Dans une relative immobilité, les canaux se sont enrichis de limons féconds, de végétations denses et de paisibles vies animales. À l’écart des rivages surpeuplés, les marais de Mousterlin vivent au rythme d’une nature qui, des temps modernes, ne perçoit que de très lointains échos. Miroitements des lagunes, ondulations des roseaux, vols planés ou battus, lumières intimes de forêts-galeries tapissées de menthes aquatiques y dessinent les contours d’un autre monde.
La flore
Pour assurer l’équilibre des habitats, un système de vannes stabilise le niveau des eaux de la lagune. Flores des étangs, des zones humides et des dunes se côtoient ici sur plus de cent hectares. L’iris des marais s’installe dans les moindres dépressions humides. Cette plante attire les insectes par son nectar situé à la base de sa corolle. Ne pouvant résister à la tentation olfactive, abeilles et bourdons entrent dans ses jolies fleurs jaunes pour butiner. Peu après, couverts de pollen, ils repartent féconder à leur insu d’autres plantes. Au bord de la roselière, les épis pourpres des longues fleurs des salicaires se mêlent aux plumets soyeux des phragmites. En d’autres temps refuges des kobolds, lutins et autres korrigans, ils étaient employés au siècle dernier pour colorer les bonbons en rouge. Roseaux, joncs et carex abondent. Ils servent au rat musqué pour la construction de sa hutte. L’osmonde royale, fougère au port superbe, pousse dans les sous-bois humides. Ses feuilles fraîches étaient utilisées autrefois dans les campagnes comme litière pour les enfants chétifs. Dans un tout autre milieu, les pourpiers de mer parsèment de leurs petites feuilles grasses et brillantes les sables de la dune blanche. À proximité des lichens des rennes qui, au nord de l’Europe, jonchent la toundra arctique, orchis bouffons et orpins âcres égayent de violet et de jaune la dune grise. Les queues de lièvres, aux pompons blonds et doux, y ondulent sous le vent marin.
La faune
Le printemps vient d’arriver, sèves et sangs coulent d’un flux nouveau. C’est la saison des amours. Parades et rencontres se multiplient au sol et dans les airs. Une fois les couples formés, arrive le temps des présents nuptiaux. À chacun sa sensibilité. Pour le faucon crécerelle, ce sera un campagnol. La sterne Pierregarin offrira à sa compagne un petit poisson tandis que le héron, plus versé dans la construction, fera cadeau à sa femelle d’une plante destinée à la fabrication du nid. Les préliminaires bien engagés, mâles et femelles hérons cendrés adoptent une attitude accueillante. Cris de séduction et posture incitatrices stimulent leurs désirs sexuels. C’est le moment de toutes les prouesses. Sur le dos de sa compagne qu’il saisit à la nuque, le mâle bat des ailes pour se stabiliser puis, après quelques soubresauts, déverse sa semence. Quelque temps plus tard, de jeunes hérons naîtront au creux d’un grand nid fait de branchages entrelacés. Autres espèces, autres comportements. De nombreux canards vivent dans la roselière. Les colverts y circulent en couple, sauf au moment de la couvaison. À ce moment, les mâles colorés de vert, de brun pourpre et de blanc déambulent en bandes unisexes, caquetant sans doute de leur future progéniture. Au nord de la digue, un espace boisé enchevêtré est réservé à la faune. Près de l’eau, la bouscarle de Cetti y construit son nid dissimulé dans la végétation. Sur le littoral, de petits groupes de bécasseaux Sanderling, au plumage argenté piqué de noir, arrivent à l’automne de leur toundra natale pour se régaler de puces de mer qui bondissent à la limite des flots.

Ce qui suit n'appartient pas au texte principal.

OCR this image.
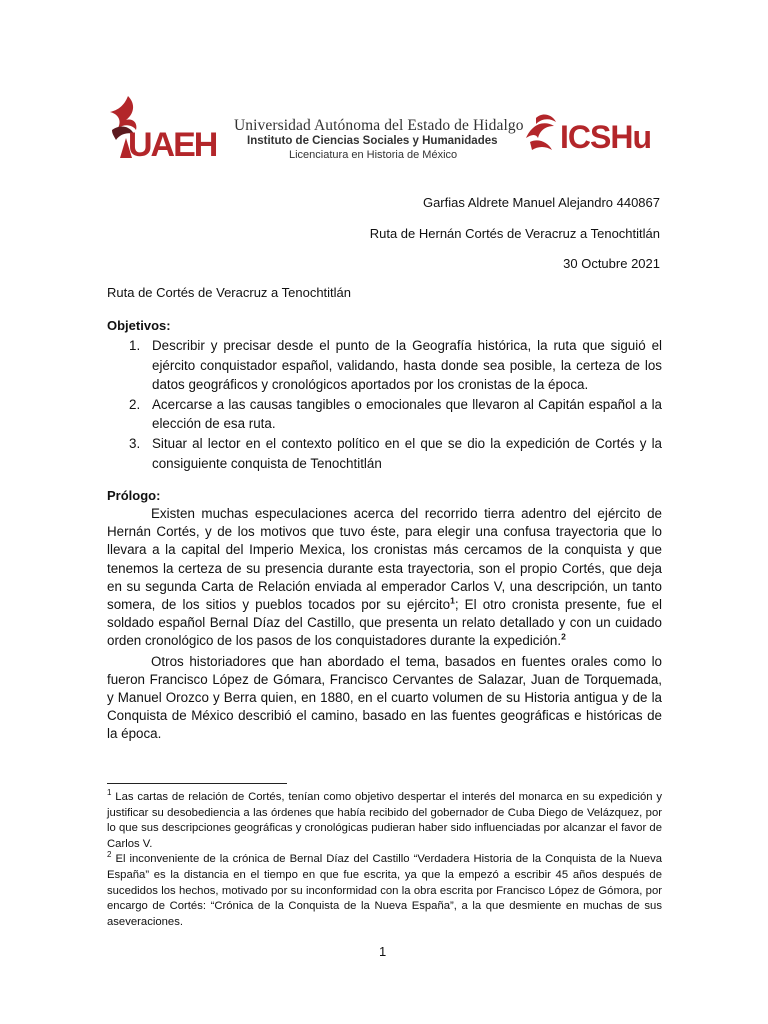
UAEH
Universidad Autónoma del Estado de Hidalgo
Instituto de Ciencias Sociales y Humanidades
Licenciatura en Historia de México	ICSHu
Garfias Aldrete Manuel Alejandro 440867
Ruta de Hernán Cortés de Veracruz a Tenochtitlán
30 Octubre 2021
Ruta de Cortés de Veracruz a Tenochtitlán
Objetivos:
1. Describir y precisar desde el punto de la Geografía histórica, la ruta que siguió el ejército conquistador español, validando, hasta donde sea posible, la certeza de los datos geográficos y cronológicos aportados por los cronistas de la época.
2. Acercarse a las causas tangibles o emocionales que llevaron al Capitán español a la elección de esa ruta.
3. Situar al lector en el contexto político en el que se dio la expedición de Cortés y la consiguiente conquista de Tenochtitlán
Prólogo:

Existen muchas especulaciones acerca del recorrido tierra adentro del ejército de Hernán Cortés, y de los motivos que tuvo éste, para elegir una confusa trayectoria que lo llevara a la capital del Imperio Mexica, los cronistas más cercamos de la conquista y que tenemos la certeza de su presencia durante esta trayectoria, son el propio Cortés, que deja en su segunda Carta de Relación enviada al emperador Carlos V, una descripción, un tanto somera, de los sitios y pueblos tocados por su ejército$^1$; El otro cronista presente, fue el soldado español Bernal Díaz del Castillo, que presenta un relato detallado y con un cuidado orden cronológico de los pasos de los conquistadores durante la expedición.$^2$

Otros historiadores que han abordado el tema, basados en fuentes orales como lo fueron Francisco López de Gómara, Francisco Cervantes de Salazar, Juan de Torquemada, y Manuel Orozco y Berra quien, en 1880, en el cuarto volumen de su Historia antigua y de la Conquista de México describió el camino, basado en las fuentes geográficas e históricas de la época.

$^1$ Las cartas de relación de Cortés, tenían como objetivo despertar el interés del monarca en su expedición y justificar su desobediencia a las órdenes que había recibido del gobernador de Cuba Diego de Velázquez, por lo que sus descripciones geográficas y cronológicas pudieran haber sido influenciadas por alcanzar el favor de Carlos V.

$^2$ El inconveniente de la crónica de Bernal Díaz del Castillo “Verdadera Historia de la Conquista de la Nueva España” es la distancia en el tiempo en que fue escrita, ya que la empezó a escribir 45 años después de sucedidos los hechos, motivado por su inconformidad con la obra escrita por Francisco López de Gómora, por encargo de Cortés: “Crónica de la Conquista de la Nueva España”, a la que desmiente en muchas de sus aseveraciones.

1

Avec près de 120 hectares dont 5 composés de roselières, le marais de Mousterlin est une zone humide à l’équilibre précaire.
Acquis par le Conservatoire du Littoral à partir de 1981 et géré par la Communauté de Communes du Pays Fouesnantais, ce site nécessitait un suivi attentif.
Ainsi, pour restaurer les marais, deux importantes phases de travaux ont été engagées.
Dans un premier temps, pour enrayer la tendance naturelle à l’envasement du milieu, les fonds de lagune ont été curés. À l’aide des boues récupérées, les berges furent reprofilées. Des îlots furent réalisés sur certains plans d’eau afin de créer de nouveaux habitats. Ils accueillent depuis une faune spécifique. Pour maintenir le paysage ouvert, le faucardage des roselières a été opéré sur une grande échelle. Canalisée par la mise en place d’un cheminement recouvert de broyat de saules, l’importante fréquentation du littoral s’est régulée peu à peu. Naguère piétinées, les dunes ont été protégées par des ganivelles en châtaignier et stabilisées par la plantation d’oyats.
Dans un second temps, s’imposaient la rénovation des ouvrages hydrauliques, le recul des stationnements et la poursuite de la réhabilitation des dunes. En complément de ces actions de fond, un entretien permanent est assuré. Campagnes de curage des canaux, fauches annuelles avec exportation de matière, pâture des prairies, éclaircie de la saulaie marécageuse via l’exploitation du bois, faucardage de la roselière à l’issue de la période de nidification des oiseaux en sont quelques exemples significatifs.
Un important effort de sensibilisation est également entrepris auprès du public. L’aménagement de postes d’observation, l’implantation de bornes pédagogiques, l’intervention de professionnels de l’éducation à l’environnement concourent activement à la préservation du polder.
En 1790, naît dans la campagne fouesnantaise une contre-révolution emmenée par le juge de paix Nédélec. Elle mobilise alors des milliers de paysans hostiles aux nouvelles lois et à l’augmentation des impôts. Quelque temps plus tard, la révolte est défaite. Les marais deviennent de précieux refuges pour les contrerévolutionnaires. Cette vocation renaîtra en d’autres circonstances, notamment pour les résistants de la seconde guerre mondiale. Au début des années 1920, la mer entrait encore dans les terres puis, en 1928 et 1930, deux digues seront construites afin de protéger les terres agricoles régulièrement submergées lors des grandes marées. Un polder de 126 hectares sera ainsi créé. Une activité agricole traditionnelle s’y maintiendra jusqu’à nos jours où, par le biais de conventions agricoles, les prairies sont toujours entretenues par des troupeaux de bovins. En 1959, six poneys Shetlands seront donnés par Gwenn Aël Bolloré à la commune de Fouesnant et embarqués à destination de Penfoulic et Mousterlin. Ces poneys, particulièrement bien adaptés à l’environnement des marais, proliférèrent tranquillement si bien que, l’utile se doublant de l’agréable, vétérans et descendance paissent encore aujourd’hui dans les parcelles enherbées. Affectés à l’ouverture des milieux, bovins et équidés s’avèrent d’excellents auxiliaires de gestion.